Preparing for college expenses is only one aspect of planning. As your child gets older, you also will need to consider where your child will go to school, what he or she wants to study, and what additional funds may be available to help pay for college.
Use this timeline as a guide to help you start planning for your child's college education:
From Birth to Preschool
- Start saving for college as soon as possible. The earlier you start, the more money you'll have for college.
- Read, play and talk with your child. Studies show that engaged families raise children who will likely become successful.
- Take an active role in your child's education.
During Elementary and Middle School
- Continue to save for college. Make sure that the funds are growing to your expectations.
- Encourage your child to pursue activities he or she is interested in. Extracurricular activities not only look good on a college application, they also improve academic performance.
- Continue to spend quality time with your child and take an active role in his or her education.
During High School
Now is the time to kick your college planning into high gear.
In the 9th Grade:
- Consider enrolling your child in Advanced Placement (AP) courses for college credit. AP courses can help reduce the overall cost of college by enabling your child to earn college credit while still in high school.
- Encourage your child to start considering career options. What might your child like to do? To study? Where?
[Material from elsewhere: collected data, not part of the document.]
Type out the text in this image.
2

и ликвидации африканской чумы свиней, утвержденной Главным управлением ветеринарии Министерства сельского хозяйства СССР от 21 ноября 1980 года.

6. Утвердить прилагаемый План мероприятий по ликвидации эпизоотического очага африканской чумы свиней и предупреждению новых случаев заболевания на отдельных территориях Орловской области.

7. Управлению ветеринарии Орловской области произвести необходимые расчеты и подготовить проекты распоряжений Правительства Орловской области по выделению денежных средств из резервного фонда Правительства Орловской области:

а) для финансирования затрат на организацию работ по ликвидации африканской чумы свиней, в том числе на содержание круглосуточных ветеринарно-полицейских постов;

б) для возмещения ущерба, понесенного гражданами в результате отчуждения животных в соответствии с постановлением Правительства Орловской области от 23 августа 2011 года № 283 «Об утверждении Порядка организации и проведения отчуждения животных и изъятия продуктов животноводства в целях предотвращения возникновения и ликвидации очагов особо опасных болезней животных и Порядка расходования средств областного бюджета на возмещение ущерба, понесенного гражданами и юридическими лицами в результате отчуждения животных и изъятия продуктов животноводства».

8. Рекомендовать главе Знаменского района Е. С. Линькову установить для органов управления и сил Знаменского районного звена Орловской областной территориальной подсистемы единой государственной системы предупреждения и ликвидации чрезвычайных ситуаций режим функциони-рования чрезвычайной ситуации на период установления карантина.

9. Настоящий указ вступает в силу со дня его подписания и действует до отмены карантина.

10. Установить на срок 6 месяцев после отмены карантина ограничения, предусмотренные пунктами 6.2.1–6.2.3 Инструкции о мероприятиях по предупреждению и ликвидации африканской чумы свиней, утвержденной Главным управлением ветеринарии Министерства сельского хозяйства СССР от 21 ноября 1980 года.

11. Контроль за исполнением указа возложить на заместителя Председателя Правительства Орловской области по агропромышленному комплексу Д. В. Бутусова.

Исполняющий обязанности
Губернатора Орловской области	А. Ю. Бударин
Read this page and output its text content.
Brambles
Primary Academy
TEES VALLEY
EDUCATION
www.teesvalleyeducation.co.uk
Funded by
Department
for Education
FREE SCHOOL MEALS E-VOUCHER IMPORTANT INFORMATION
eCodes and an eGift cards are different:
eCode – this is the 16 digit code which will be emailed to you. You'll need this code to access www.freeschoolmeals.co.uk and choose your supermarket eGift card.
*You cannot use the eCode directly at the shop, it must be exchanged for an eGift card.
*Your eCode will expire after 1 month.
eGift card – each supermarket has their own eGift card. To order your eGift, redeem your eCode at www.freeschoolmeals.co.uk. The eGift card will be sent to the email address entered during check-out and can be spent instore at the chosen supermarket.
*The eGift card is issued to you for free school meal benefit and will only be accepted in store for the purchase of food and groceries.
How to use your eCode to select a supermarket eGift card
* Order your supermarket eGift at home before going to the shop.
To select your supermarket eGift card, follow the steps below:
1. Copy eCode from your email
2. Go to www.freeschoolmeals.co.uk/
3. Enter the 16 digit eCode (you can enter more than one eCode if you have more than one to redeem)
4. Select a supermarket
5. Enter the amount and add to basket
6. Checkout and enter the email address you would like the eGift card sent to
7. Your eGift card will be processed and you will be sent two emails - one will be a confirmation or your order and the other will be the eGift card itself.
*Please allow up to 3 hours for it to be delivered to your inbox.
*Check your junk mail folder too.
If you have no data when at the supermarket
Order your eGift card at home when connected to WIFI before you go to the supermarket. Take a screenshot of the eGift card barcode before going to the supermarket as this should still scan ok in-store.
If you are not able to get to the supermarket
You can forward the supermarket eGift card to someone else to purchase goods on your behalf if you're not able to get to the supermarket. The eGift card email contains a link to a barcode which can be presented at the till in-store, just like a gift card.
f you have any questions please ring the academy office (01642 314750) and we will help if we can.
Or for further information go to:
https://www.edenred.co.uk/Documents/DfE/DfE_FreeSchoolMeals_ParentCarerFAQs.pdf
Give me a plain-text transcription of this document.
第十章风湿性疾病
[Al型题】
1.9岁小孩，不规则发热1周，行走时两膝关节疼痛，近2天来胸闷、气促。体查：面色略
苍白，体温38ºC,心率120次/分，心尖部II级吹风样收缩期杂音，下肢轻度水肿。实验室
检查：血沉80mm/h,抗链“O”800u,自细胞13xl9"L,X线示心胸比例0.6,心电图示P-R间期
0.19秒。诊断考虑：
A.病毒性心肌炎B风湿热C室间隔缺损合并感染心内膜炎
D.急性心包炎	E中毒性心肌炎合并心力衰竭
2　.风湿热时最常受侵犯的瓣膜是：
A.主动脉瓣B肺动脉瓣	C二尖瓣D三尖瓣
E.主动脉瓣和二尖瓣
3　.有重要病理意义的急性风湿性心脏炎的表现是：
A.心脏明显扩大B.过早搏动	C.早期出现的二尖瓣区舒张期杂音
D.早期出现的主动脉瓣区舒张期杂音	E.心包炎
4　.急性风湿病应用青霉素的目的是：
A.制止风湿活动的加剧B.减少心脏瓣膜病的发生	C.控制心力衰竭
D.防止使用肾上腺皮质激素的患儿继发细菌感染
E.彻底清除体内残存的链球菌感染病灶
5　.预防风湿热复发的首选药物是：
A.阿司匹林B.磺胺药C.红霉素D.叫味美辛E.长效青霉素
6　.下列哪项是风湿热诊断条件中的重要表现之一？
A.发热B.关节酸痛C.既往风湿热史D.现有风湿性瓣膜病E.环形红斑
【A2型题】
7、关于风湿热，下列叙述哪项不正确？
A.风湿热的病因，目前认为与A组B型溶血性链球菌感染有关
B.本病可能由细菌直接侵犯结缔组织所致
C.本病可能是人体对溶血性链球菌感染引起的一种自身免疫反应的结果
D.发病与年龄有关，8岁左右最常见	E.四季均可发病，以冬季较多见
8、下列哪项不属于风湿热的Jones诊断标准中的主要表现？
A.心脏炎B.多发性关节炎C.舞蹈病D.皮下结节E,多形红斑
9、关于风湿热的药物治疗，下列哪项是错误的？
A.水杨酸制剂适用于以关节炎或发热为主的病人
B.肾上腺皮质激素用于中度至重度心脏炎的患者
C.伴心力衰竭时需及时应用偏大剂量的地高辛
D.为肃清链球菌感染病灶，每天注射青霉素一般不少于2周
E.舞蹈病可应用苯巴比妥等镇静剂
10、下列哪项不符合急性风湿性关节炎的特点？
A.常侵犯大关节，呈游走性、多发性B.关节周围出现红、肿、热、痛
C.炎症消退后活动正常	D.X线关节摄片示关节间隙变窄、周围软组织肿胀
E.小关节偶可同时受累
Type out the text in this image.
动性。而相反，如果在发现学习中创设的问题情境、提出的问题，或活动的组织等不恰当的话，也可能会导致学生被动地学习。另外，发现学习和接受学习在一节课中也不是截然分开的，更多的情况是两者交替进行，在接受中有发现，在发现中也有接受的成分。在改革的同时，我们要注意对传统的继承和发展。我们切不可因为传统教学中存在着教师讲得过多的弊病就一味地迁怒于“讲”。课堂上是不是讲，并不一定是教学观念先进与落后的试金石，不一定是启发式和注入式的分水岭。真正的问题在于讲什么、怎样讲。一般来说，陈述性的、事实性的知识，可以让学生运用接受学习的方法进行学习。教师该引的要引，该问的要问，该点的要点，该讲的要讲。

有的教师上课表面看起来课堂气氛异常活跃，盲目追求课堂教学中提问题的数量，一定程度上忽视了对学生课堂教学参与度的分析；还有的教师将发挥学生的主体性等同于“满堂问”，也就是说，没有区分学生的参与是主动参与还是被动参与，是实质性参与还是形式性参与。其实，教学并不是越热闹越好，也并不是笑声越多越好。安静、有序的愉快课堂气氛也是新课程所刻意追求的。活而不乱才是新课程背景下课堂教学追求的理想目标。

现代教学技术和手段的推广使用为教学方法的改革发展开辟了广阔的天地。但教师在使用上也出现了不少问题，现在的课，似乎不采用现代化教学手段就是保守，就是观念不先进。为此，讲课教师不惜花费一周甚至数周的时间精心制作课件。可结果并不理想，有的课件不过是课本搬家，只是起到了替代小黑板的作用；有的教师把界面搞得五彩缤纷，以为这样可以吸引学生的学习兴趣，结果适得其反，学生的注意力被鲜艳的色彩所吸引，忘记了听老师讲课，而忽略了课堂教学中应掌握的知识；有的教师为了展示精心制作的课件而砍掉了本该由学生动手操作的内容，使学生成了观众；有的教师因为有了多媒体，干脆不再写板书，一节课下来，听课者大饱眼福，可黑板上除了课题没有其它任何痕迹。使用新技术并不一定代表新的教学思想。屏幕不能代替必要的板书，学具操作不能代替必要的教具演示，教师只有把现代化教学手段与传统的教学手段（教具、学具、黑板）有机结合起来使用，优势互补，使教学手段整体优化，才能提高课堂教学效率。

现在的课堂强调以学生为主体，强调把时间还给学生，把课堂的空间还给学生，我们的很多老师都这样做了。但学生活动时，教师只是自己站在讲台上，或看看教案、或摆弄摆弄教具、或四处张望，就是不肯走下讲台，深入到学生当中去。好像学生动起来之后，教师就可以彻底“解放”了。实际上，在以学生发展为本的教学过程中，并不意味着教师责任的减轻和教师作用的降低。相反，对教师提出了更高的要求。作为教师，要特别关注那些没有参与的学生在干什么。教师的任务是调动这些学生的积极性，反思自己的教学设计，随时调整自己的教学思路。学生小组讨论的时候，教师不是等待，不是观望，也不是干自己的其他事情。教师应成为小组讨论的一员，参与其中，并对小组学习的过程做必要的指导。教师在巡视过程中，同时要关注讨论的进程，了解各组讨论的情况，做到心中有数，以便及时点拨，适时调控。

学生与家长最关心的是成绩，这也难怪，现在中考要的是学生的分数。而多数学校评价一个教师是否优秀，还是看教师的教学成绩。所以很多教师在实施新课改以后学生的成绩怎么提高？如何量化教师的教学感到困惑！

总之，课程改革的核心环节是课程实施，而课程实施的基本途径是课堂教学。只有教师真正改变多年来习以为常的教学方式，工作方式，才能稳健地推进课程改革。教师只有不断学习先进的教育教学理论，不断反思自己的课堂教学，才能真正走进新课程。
- Stress the importance of studying and getting good grades. Your child's GPA (Grade Point Average) will play a role in his or her admittance into his or her college of choice.
In the 10th Grade:
- Encourage your child to meet with a school counselor to discuss college options.
- Consider options for college preparatory tests such as the PSAT.
- Attend any college planning workshops/events at your child's school.
- Continue to encourage your child to consider career and school options.
- Encourage your child to get a part-time job. Working helps build character and it also can help contribute to future college costs.
In the 11th Grade:
- In the spring, make sure that your child is registered for the SAT and/or the ACT exams.
- Start to narrow down college choices. Gather applications and visit prospective colleges with your child, if possible.
- Encourage your child to start researching scholarships that may be available. (The deadlines for some scholarship applications is the summer between 11th and 12th grades.)
In the 12th Grade:
- Encourage your child to keep studying. Curb any "senioritis" by reminding your child that his or her senior grades can affect scholarship eligibility.
- Remind your child to solicit letters of recommendation long before college applications are due.
- Work with your child to prepare college applications, paying special attention to instructions and deadlines.
- If your child has been accepted by various colleges, review and compare the offers based on total cost and student aid available.